“Femminista” è ormai una brutta parola? Non ricordo da quando questo termine è diventato sinonimo di donne arrabbiate, sciatte, che odiano l’altro sesso. Vorrei che si sottoponesse la parola a un’opera di manutenzione, per farla tornare nel campo semantico della lotta per i diritti e per le opportunità del genere femminile.
Nell’ultimo numero di PRIMOPIANOSCALAc di Telos A&S abbiamo intervistato la scrittrice cilena Marcela Serrano, il cui ultimo libro, “Il giardino di Amelia”, è uscito nel 2016. Le abbiamo chiesto il suo punto di vista sul femminismo. Secondo la Serrano, il femminismo parte dalle cose semplici, dalla vita privata. La parità tra i sessi si vede davanti a una camicia da stirare, a una lavastoviglie da caricare, a un familiare da accudire.
Le protagoniste dei suoi romanzi sono spesso le donne, ma la Serrano si guarda bene dal far etichettare la sua scrittura come “letteratura al femminile”. E ha ragione. La letteratura deve essere valutata solo attraverso giudizi estetici: può essere bella o brutta, non maschio o femmina. Finire nella categoria della letteratura di genere, significa essere deprezzati: dal genere al “sotto-genere” il passo è breve.
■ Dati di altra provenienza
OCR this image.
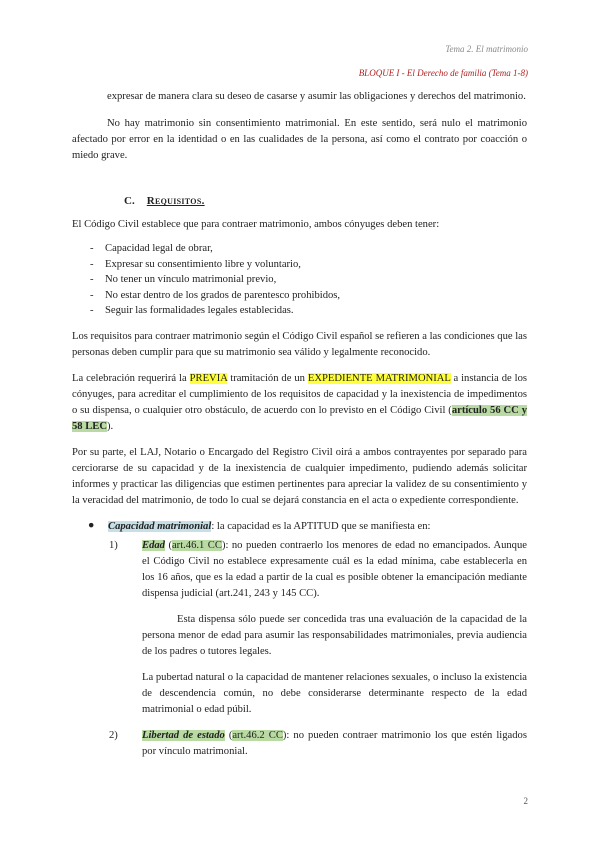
Tema 2. El matrimonio
BLOQUE I - El Derecho de familia (Tema 1-8)

expresar de manera clara su deseo de casarse y asumir las obligaciones y derechos del matrimonio.

No hay matrimonio sin consentimiento matrimonial. En este sentido, será nulo el matrimonio afectado por error en la identidad o en las cualidades de la persona, así como el contrato por coacción o miedo grave.

C. Requisitos.

El Código Civil establece que para contraer matrimonio, ambos cónyuges deben tener:

- Capacidad legal de obrar,
- Expresar su consentimiento libre y voluntario,
- No tener un vínculo matrimonial previo,
- No estar dentro de los grados de parentesco prohibidos,
- Seguir las formalidades legales establecidas.

Los requisitos para contraer matrimonio según el Código Civil español se refieren a las condiciones que las personas deben cumplir para que su matrimonio sea válido y legalmente reconocido.

La celebración requerirá la PREVIA tramitación de un EXPEDIENTE MATRIMONIAL a instancia de los cónyuges, para acreditar el cumplimiento de los requisitos de capacidad y la inexistencia de impedimentos o su dispensa, o cualquier otro obstáculo, de acuerdo con lo previsto en el Código Civil (artículo 56 CC y 58 LEC).

Por su parte, el LAJ, Notario o Encargado del Registro Civil oirá a ambos contrayentes por separado para cerciorarse de su capacidad y de la inexistencia de cualquier impedimento, pudiendo además solicitar informes y practicar las diligencias que estimen pertinentes para apreciar la validez de su consentimiento y la veracidad del matrimonio, de todo lo cual se dejará constancia en el acta o expediente correspondiente.

● Capacidad matrimonial: la capacidad es la APTITUD que se manifiesta en:
1) Edad (art.46.1 CC): no pueden contraerlo los menores de edad no emancipados. Aunque el Código Civil no establece expresamente cuál es la edad mínima, cabe establecerla en los 16 años, que es la edad a partir de la cual es posible obtener la emancipación mediante dispensa judicial (art.241, 243 y 145 CC).

Esta dispensa sólo puede ser concedida tras una evaluación de la capacidad de la persona menor de edad para asumir las responsabilidades matrimoniales, previa audiencia de los padres o tutores legales.

La pubertad natural o la capacidad de mantener relaciones sexuales, o incluso la existencia de descendencia común, no debe considerarse determinante respecto de la edad matrimonial o edad púbil.

2) Libertad de estado (art.46.2 CC): no pueden contraer matrimonio los que estén ligados por vínculo matrimonial.

2
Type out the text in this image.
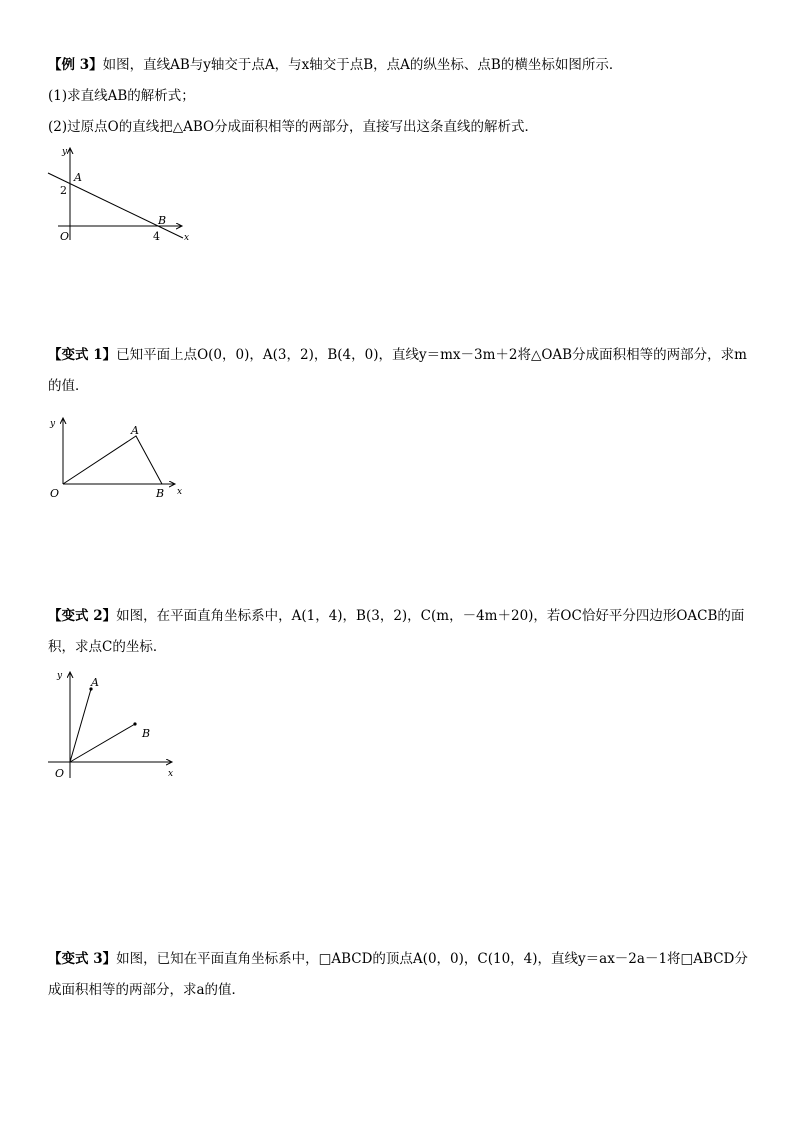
【例 3】如图，直线AB与y轴交于点A，与x轴交于点B，点A的纵坐标、点B的横坐标如图所示．
(1)求直线AB的解析式；
(2)过原点O的直线把△ABO分成面积相等的两部分，直接写出这条直线的解析式．
y
x
A
B
O
2
4
【变式 1】已知平面上点O(0，0)，A(3，2)，B(4，0)，直线y＝mx－3m＋2将△OAB分成面积相等的两部分，求m
的值．
y
x
A
B
O
【变式 2】如图，在平面直角坐标系中，A(1，4)，B(3，2)，C(m，－4m＋20)，若OC恰好平分四边形OACB的面
积，求点C的坐标．
y
x
A
B
O
【变式 3】如图，已知在平面直角坐标系中，□ABCD的顶点A(0，0)，C(10，4)，直线y＝ax－2a－1将□ABCD分
成面积相等的两部分，求a的值．
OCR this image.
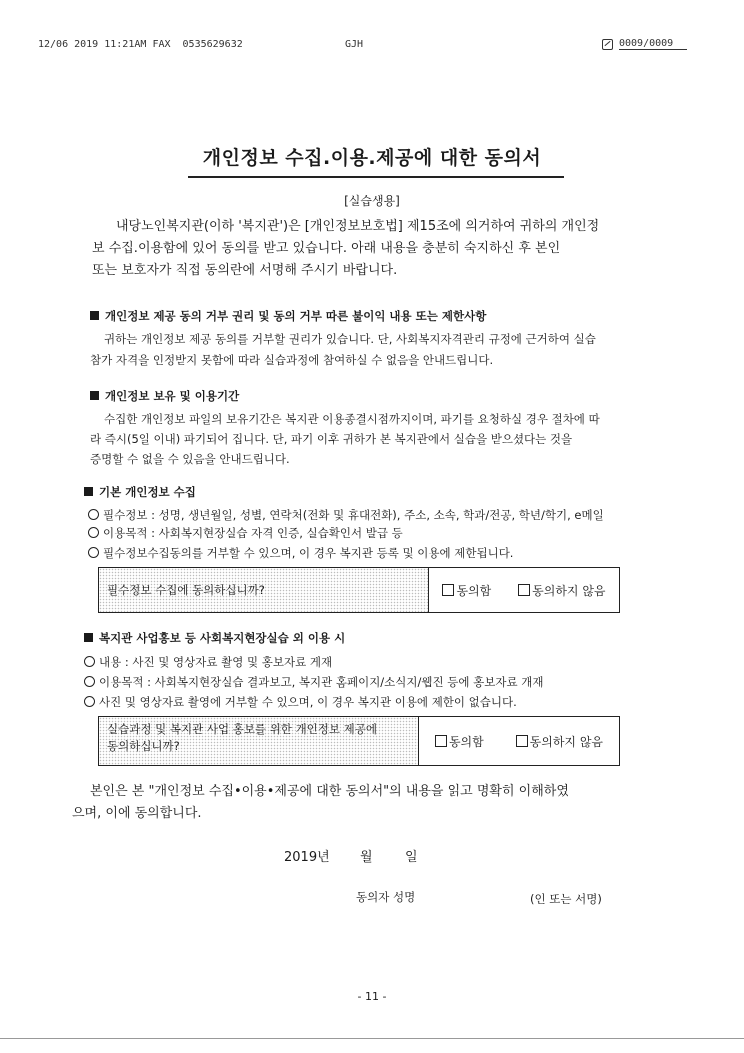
12/06 2019 11:21AM FAX 0535629632	GJH	0009/0009
개인정보 수집.이용.제공에 대한 동의서
[실습생용]
내당노인복지관(이하 '복지관')은 [개인정보보호법] 제15조에 의거하여 귀하의 개인정
보 수집.이용함에 있어 동의를 받고 있습니다. 아래 내용을 충분히 숙지하신 후 본인
또는 보호자가 직접 동의란에 서명해 주시기 바랍니다.
개인정보 제공 동의 거부 권리 및 동의 거부 따른 불이익 내용 또는 제한사항
귀하는 개인정보 제공 동의를 거부할 권리가 있습니다. 단, 사회복지자격관리 규정에 근거하여 실습
참가 자격을 인정받지 못함에 따라 실습과정에 참여하실 수 없음을 안내드립니다.
개인정보 보유 및 이용기간
수집한 개인정보 파일의 보유기간은 복지관 이용종결시점까지이며, 파기를 요청하실 경우 절차에 따
라 즉시(5일 이내) 파기되어 집니다. 단, 파기 이후 귀하가 본 복지관에서 실습을 받으셨다는 것을
증명할 수 없을 수 있음을 안내드립니다.
기본 개인정보 수집
필수정보 : 성명, 생년월일, 성별, 연락처(전화 및 휴대전화), 주소, 소속, 학과/전공, 학년/학기, e메일
이용목적 : 사회복지현장실습 자격 인증, 실습확인서 발급 등
필수정보수집동의를 거부할 수 있으며, 이 경우 복지관 등록 및 이용에 제한됩니다.
필수정보 수집에 동의하십니까?	동의함	동의하지 않음
복지관 사업홍보 등 사회복지현장실습 외 이용 시
내용 : 사진 및 영상자료 촬영 및 홍보자료 게재
이용목적 : 사회복지현장실습 결과보고, 복지관 홈페이지/소식지/웹진 등에 홍보자료 개재
사진 및 영상자료 촬영에 거부할 수 있으며, 이 경우 복지관 이용에 제한이 없습니다.
실습과정 및 복지관 사업 홍보를 위한 개인정보 제공에
동의하십니까?	동의함	동의하지 않음
본인은 본 "개인정보 수집•이용•제공에 대한 동의서"의 내용을 읽고 명확히 이해하였
으며, 이에 동의합니다.
2019년 월 일
동의자 성명	(인 또는 서명)
- 11 -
Nell’intervista sorge spontanea una domanda. Le chiediamo quale donna della politica contemporanea potrebbe ispirare un personaggio di un suo libro. La risposta è: “nessuna mi sembra abbastanza drammatica, triste o eroica”. Forse per i primi due aggettivi si potrebbe rimediare. Ma per il terzo sembra ci sia poco da fare.